Il y a trente ans avait lieu un invraisemblable téléscopage entre deux histoires du crime français qui n’auraient jamais dû se rencontrer. Le prédateur sexuel Michel Fourniret assassinait la femme d’un de ses ex-codétenus pour voler au fond d’un cimetière le trésor des Postiches, fameux gang de braqueurs de banque des années 1980. Les années ont passé. Le couple Fourniret a poursuivi son équipée sanglante jusqu’à son arrestation au début des années 2000. Les Postiches, eux, ont fait de la prison et leurs destins se sont séparés (lire l’épisode 11, « Fourniret et les Postiches, mortelle chronologie »).
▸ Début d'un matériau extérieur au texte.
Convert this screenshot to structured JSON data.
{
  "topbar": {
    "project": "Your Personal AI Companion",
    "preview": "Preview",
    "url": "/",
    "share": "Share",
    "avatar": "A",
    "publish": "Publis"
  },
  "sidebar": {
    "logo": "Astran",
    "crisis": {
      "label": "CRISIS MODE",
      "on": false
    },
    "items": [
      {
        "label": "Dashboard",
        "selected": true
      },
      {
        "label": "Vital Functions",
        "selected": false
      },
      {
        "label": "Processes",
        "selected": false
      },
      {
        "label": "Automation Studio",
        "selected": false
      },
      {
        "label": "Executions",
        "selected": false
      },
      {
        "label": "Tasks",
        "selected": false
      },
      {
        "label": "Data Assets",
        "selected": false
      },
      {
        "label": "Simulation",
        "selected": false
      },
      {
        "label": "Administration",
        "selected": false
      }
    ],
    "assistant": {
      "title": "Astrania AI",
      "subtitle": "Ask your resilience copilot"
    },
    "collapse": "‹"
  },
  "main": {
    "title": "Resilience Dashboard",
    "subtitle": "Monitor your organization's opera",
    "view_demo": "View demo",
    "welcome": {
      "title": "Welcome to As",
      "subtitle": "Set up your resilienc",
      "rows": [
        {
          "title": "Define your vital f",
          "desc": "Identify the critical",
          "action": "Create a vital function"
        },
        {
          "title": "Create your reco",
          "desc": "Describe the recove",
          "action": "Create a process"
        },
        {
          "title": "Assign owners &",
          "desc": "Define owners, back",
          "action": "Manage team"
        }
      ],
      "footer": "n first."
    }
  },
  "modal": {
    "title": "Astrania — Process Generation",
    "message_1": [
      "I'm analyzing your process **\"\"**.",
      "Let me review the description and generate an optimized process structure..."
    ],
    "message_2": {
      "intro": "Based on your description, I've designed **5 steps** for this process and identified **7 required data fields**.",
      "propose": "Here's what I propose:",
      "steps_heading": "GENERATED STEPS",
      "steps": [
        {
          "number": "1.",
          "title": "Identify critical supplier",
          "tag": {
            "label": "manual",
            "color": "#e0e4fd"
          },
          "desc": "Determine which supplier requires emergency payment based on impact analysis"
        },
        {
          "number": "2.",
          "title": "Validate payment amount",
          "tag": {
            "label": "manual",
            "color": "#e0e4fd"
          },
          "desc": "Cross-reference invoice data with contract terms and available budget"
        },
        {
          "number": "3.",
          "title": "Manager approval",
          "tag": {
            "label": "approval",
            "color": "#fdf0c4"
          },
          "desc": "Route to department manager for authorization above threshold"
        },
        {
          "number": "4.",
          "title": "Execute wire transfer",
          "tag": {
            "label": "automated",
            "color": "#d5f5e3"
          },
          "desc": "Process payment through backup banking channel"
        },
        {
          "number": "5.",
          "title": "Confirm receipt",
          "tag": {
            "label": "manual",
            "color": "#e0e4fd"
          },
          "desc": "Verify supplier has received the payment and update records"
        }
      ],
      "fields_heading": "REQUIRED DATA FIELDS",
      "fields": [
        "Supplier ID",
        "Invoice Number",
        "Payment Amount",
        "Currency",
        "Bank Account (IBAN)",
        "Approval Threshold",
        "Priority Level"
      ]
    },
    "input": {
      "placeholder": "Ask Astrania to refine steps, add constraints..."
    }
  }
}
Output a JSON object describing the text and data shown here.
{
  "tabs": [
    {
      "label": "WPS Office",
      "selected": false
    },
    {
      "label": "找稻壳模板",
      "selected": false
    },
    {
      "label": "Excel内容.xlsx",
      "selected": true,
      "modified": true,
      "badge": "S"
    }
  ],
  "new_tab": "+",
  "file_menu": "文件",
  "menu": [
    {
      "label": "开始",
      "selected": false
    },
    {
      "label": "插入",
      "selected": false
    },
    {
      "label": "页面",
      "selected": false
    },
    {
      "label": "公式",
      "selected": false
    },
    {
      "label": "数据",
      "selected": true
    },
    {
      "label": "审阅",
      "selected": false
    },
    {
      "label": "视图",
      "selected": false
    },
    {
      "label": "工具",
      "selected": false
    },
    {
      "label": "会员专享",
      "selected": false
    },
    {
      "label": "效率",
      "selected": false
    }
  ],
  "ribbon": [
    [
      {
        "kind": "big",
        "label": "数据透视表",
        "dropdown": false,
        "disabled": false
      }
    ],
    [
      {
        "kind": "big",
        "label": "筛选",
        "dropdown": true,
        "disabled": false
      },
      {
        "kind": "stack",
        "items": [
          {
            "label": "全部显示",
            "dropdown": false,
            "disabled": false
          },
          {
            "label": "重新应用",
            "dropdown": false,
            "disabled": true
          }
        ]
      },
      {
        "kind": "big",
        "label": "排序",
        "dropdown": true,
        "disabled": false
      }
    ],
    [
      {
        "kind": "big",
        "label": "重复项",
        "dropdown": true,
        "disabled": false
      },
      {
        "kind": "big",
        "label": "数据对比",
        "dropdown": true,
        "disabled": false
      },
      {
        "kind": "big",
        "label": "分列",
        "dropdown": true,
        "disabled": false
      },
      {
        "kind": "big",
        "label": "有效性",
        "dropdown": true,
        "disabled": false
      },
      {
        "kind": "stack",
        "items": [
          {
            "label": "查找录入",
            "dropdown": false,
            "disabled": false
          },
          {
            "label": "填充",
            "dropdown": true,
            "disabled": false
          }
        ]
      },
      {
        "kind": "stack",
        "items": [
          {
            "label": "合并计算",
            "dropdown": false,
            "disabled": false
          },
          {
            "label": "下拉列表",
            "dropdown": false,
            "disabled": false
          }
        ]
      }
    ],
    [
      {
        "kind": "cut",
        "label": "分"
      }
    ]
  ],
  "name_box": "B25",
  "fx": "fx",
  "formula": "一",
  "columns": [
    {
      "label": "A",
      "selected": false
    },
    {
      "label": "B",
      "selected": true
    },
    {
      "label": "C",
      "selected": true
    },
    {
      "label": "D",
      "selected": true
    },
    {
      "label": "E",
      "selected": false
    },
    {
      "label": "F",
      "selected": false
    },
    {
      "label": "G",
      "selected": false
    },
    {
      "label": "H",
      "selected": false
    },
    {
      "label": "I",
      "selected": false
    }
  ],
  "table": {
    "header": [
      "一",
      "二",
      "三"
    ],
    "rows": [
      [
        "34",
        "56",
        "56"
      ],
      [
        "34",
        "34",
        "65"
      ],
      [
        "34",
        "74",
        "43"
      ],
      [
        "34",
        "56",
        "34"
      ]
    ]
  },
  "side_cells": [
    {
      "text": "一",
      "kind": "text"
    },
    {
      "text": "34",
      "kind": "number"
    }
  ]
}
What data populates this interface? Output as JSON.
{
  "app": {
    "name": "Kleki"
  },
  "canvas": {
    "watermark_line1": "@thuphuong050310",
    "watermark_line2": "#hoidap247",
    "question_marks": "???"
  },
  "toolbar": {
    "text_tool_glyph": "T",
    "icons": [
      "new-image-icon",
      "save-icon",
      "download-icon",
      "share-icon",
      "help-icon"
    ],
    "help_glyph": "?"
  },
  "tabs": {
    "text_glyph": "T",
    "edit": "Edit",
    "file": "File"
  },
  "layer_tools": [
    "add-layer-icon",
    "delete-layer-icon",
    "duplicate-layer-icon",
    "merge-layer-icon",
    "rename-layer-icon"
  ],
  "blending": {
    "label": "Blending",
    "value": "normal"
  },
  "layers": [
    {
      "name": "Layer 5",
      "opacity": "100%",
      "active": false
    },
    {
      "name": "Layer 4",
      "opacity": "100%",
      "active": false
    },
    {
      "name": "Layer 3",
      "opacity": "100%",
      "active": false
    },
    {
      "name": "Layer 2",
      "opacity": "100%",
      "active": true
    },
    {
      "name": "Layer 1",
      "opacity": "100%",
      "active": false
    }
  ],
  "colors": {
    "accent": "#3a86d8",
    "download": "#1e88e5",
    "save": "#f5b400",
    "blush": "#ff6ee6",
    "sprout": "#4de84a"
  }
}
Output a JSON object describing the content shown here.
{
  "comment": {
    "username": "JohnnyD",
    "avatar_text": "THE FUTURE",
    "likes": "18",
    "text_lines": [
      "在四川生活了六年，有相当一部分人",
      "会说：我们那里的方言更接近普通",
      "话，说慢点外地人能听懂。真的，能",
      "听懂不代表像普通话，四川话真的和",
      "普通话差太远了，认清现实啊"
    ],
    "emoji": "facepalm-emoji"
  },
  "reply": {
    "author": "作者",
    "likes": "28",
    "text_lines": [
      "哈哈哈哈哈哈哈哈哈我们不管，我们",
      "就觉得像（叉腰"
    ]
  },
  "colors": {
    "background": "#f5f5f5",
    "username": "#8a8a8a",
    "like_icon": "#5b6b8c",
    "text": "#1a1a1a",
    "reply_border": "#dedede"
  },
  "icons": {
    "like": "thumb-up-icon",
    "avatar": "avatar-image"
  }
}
Mais l’histoire a laissé des traces. Si certains protagonistes en ont réchappé, ces rencontres hasardeuses se sont souvent avérées destructrices

Pour s’alléger de son hérédité, Sélim Fourniret, le fils unique du couple criminel Michel Fourniret-Monique Olivier, né le 9 septembre 1988 à Charleville-Mézières (Ardennes), a été obligé de saborder son identité. Il a modifié son état civil, y compris les prénoms que son père lui avait donnés en hommage à des codétenus : celui de Sélim Sequiri, un Albanais qui avait tué un magistrat, et, en troisième, celui de Jean-Pierre Hellegouarch (lire l’épisode 3, « L’étrange détenu Fourniret »). Pour survivre, il a dû tuer symboliquement ses parents et les décréter morts : « Ce sont des inconnus », répète le descendant de « l’ogre des Ardennes ». Aux enquêteurs de la police judiciaire qui l’ont entendu le 12 mai 2016 au sujet de ses éventuels souvenirs et de ses vénéneux géniteurs, Sélim Fourniret dit qu’il souhaite les enterrer à jamais et refuse tout contact : « Je ne veux plus les voir. » Le jeune homme déclare sur procès-verbal qu’il ne supporte ni leur duplicité ni leur manipulation. « Mes parents m’ont menti. J’ai appris qu’ils se sont servis de moi comme appât. » Et ce, notamment pour attirer des baby-sitters et Élisabeth Brichet, 12 ans, à Noël 1989 (lire l’épisode 8, « Dans le château de l’ogre »). Durant le procès devant les assises des Yvelines à Versailles, en novembre 2018 (lire l’épisode 12, « Fourniret, le même en vieux »), Monique Olivier prétendra que ce n’est pas vrai : « Non, il se trompe, on ne l’a pas utilisé. Je ne sais pas pourquoi il le dit, mais c’est faux. » Pourtant, le bébé dans le siège-auto a bien endormi la méfiance de fillettes qui montaient dans le véhicule des Fourniret. Michel Fourniret refusera lui aussi d’admettre qu’il a utilisé son enfant. « Ce n’est pas le cas », soutient-il mordicus.